The world utopia has failed, and the world has become adversarial again. We need to add some support to local, domestic manufacturers.


I think it's less accurate to say that China dumped solar panels on the US, and more accurate to say a large portion of the US actively worked to block any sort of development and deployment of solar within US borders. A lot of people really wanted coal to be the world's energy for the next 500 years. You can blame it all on lobbying, but voters themselves made fossil fuel dependence part of their identity.

China caught up where the US should've had the lead, then flew past the US. Then the US was left with demand for a product and nobody but China could fill it.

It's like blaming wheelchair companies for filling a demand when people cut off their own legs.

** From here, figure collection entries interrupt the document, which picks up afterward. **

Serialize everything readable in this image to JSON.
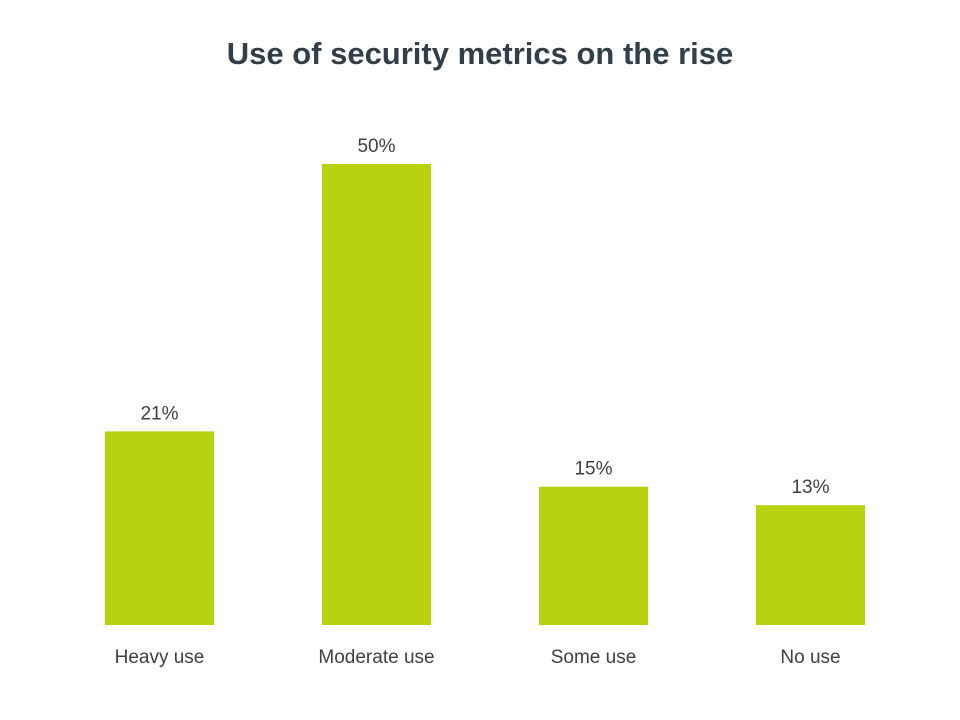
{
  "chart_data": {
    "type": "bar",
    "title": "Use of security metrics on the rise",
    "xlabel": "",
    "ylabel": "",
    "categories": [
      "Heavy use",
      "Moderate use",
      "Some use",
      "No use"
    ],
    "values": [
      21,
      50,
      15,
      13
    ],
    "data_labels": [
      "21%",
      "50%",
      "15%",
      "13%"
    ],
    "ylim": [
      0,
      50
    ],
    "grid": false,
    "legend": "none",
    "bar_color": "#b9d20f"
  }
}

And we're seeing the same with Japan and EVs. Japanese cars had probably the best reputation in the world. They could've switched over to 50% EV manufacturing, and even if they weren't cutting edge products, they'd be top sellers just because the country and its companies have a reputation that's that good. Instead the companies have been plugging their ears and covering their eyes and trying to pretend gas cars will be here forever until everyone decides burning coal/gas to produce hydrogen (???) will be the fuel of the future. Calling it a gamble that hasn't paid off is understating what a totally braindead move it has been.

In both the US and Japan's case, it's a case of people wanting to believe the thing that existed when they grew up can never change, should never be allowed to change, and that everyone else will agree with them. But the market moved on without them.

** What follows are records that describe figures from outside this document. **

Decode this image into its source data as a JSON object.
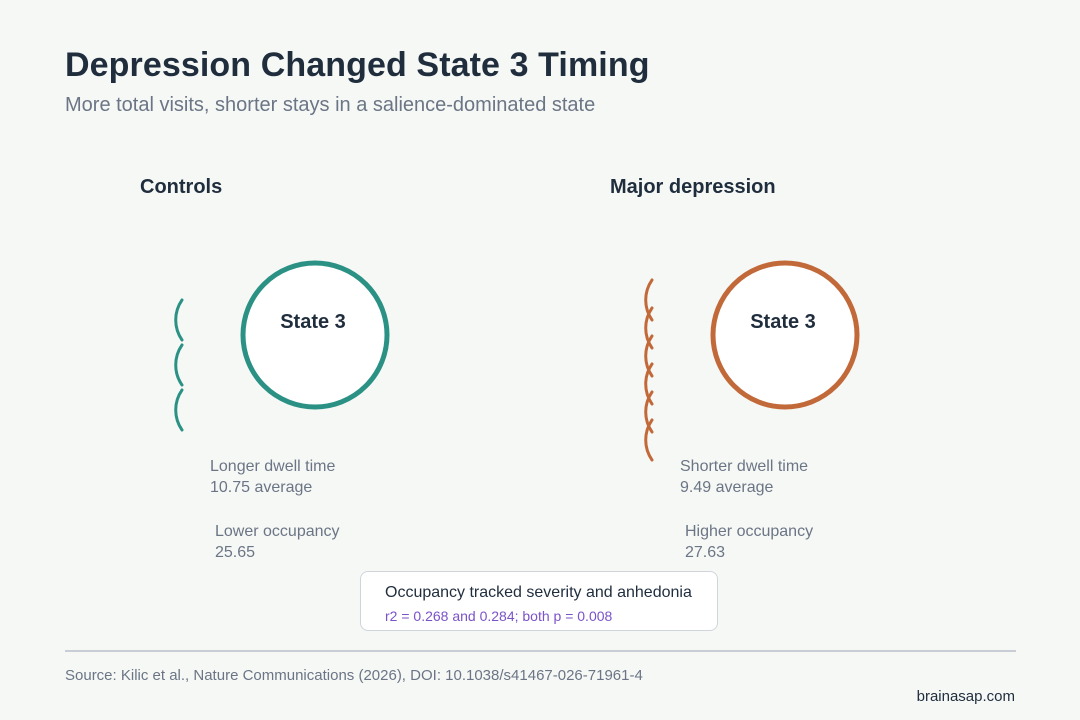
{
  "header": {
    "title": "Depression Changed State 3 Timing",
    "subtitle": "More total visits, shorter stays in a salience-dominated state"
  },
  "groups": [
    {
      "label": "Controls",
      "state_label": "State 3",
      "color": "#2a9184",
      "visit_arcs": 3,
      "dwell_label": "Longer dwell time",
      "dwell_value": "10.75 average",
      "occupancy_label": "Lower occupancy",
      "occupancy_value": "25.65"
    },
    {
      "label": "Major depression",
      "state_label": "State 3",
      "color": "#c2693a",
      "visit_arcs": 6,
      "dwell_label": "Shorter dwell time",
      "dwell_value": "9.49 average",
      "occupancy_label": "Higher occupancy",
      "occupancy_value": "27.63"
    }
  ],
  "callout": {
    "title": "Occupancy tracked severity and anhedonia",
    "stat": "r2 = 0.268 and 0.284; both p = 0.008"
  },
  "footer": {
    "source": "Source: Kilic et al., Nature Communications (2026), DOI: 10.1038/s41467-026-71961-4",
    "brand": "brainasap.com"
  }
}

What's the better solution though? Tariffs, which end up just passing on the cost to consumers and do nothing about the competitiveness of the US's own industry, or subsidies, which can either incentivize waste or it can make US industry more competitive, or a combination of the two?

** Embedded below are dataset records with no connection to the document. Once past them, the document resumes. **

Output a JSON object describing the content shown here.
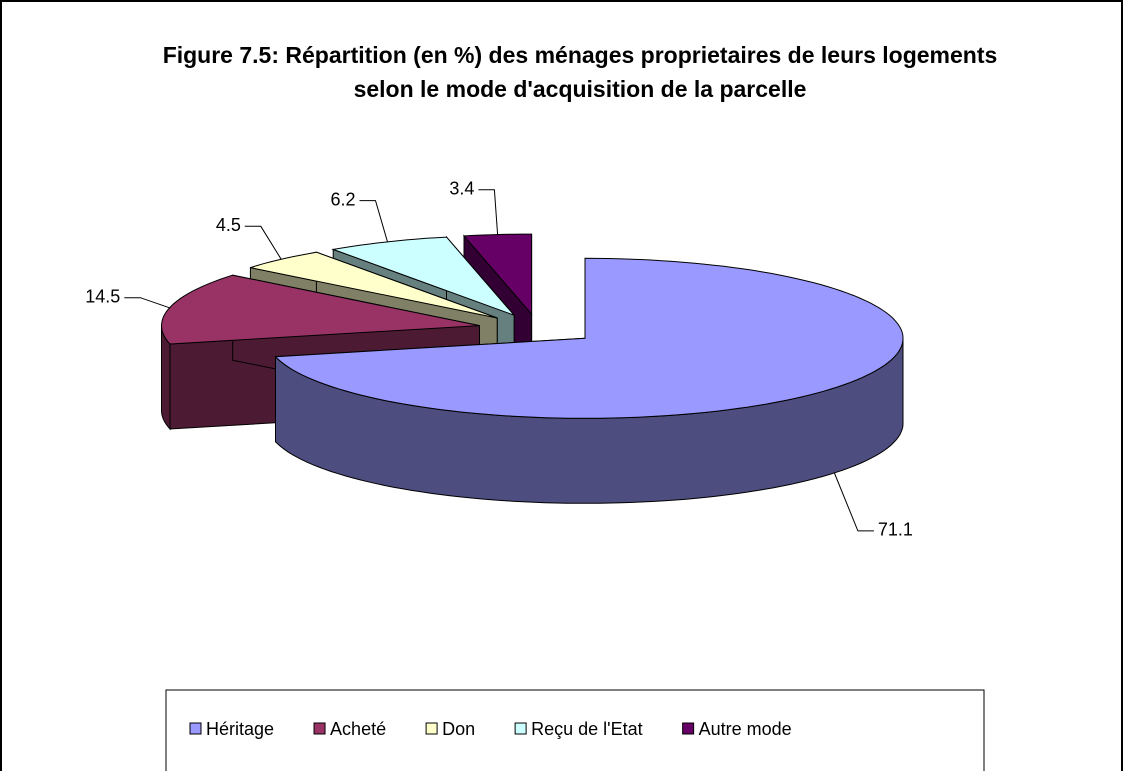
{
  "chart_data": {
    "type": "pie",
    "title": "Figure 7.5: Répartition (en %) des ménages proprietaires de leurs logements selon le mode d'acquisition de la parcelle",
    "categories": [
      "Héritage",
      "Acheté",
      "Don",
      "Reçu de l'Etat",
      "Autre mode"
    ],
    "values": [
      71.1,
      14.5,
      4.5,
      6.2,
      3.4
    ],
    "colors": [
      "#9999ff",
      "#993366",
      "#ffffcc",
      "#ccffff",
      "#660066"
    ],
    "legend": "bottom"
  }
}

We could just go back to the Cold War days and cut off trade and communications altogether.


> We could just go back to the Cold War days and cut off trade and communications altogether.

Sorry, this is an absurd, bad faith argument and doesn't add to the conversation in any way. If you want to rejoin the conversation and discuss real options like a mature adult, go ahead. Otherwise, stop wasting everybody's time.


The Russian invasion of Ukraine suggests that Russia may be willing to go down that path. If China invades Taiwan, I can absolutely see a scenario where this happens. China, being export driven, would likely have a harder time than it expects. Russia’s petroleum exports are enough to disrupt global supplies, and the reason they’re still allowed to trade.


You're a sad little person, aren't you?